Preheat your oven to 400°F (200°C) and line a baking sheet with parchment paper.
In a large bowl, whisk together the flour, sugar, baking powder, salt, cinnamon, nutmeg, ginger, and cloves until well combined.
Add the cold cubed butter to the dry ingredients. Using a pastry cutter, two forks, or your fingertips, work quickly to cut the butter into the flour mixture until it resembles coarse crumbs with some pea-sized pieces remaining.
In a separate bowl, whisk together the pumpkin puree, heavy cream, egg, and vanilla until smooth.
Pour the wet ingredients into the dry mixture and fold gently with a spatula just until a shaggy dough forms. Be careful not to overmix.

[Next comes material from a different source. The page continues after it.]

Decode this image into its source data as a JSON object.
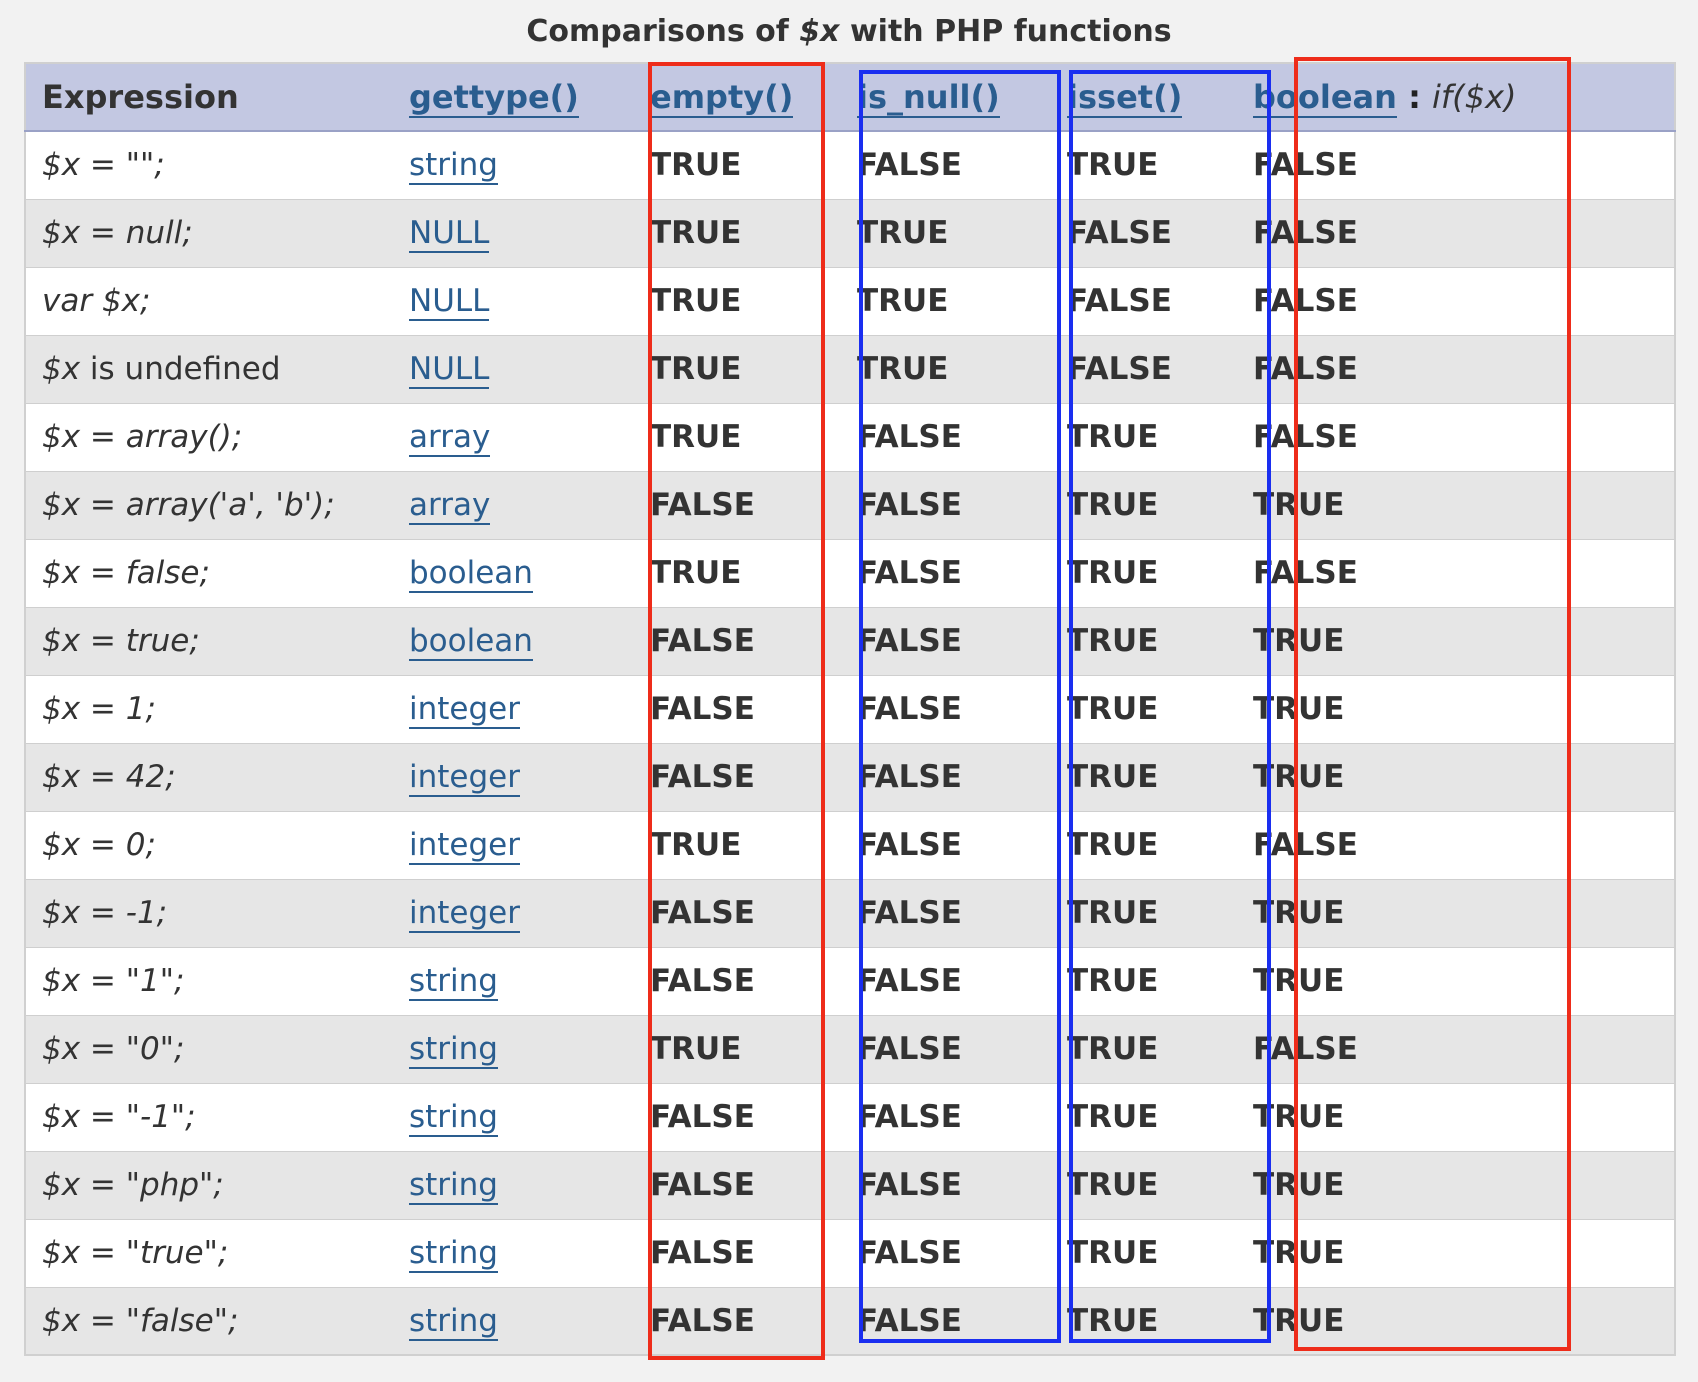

Turn the dough onto a lightly floured surface and pat it into an 8-inch circle about 1-inch thick. Using a sharp knife, cut the circle into 8 equal wedges.
Transfer the wedges to your prepared baking sheet, leaving about 2 inches between each one to allow for expansion.
Bake for 18-22 minutes, or until the scones are golden brown around the edges and a toothpick inserted into the center comes out clean.
Allow them to cool on the baking sheet for 5 minutes before transferring to a wire rack.
While the scones are cooling, whisk together the powdered sugar and maple syrup in a small bowl. Add milk or cream, one tablespoon at a time, until you reach your desired consistency.
Once the scones have cooled for about 10 minutes (still slightly warm), drizzle the maple glaze generously over each one.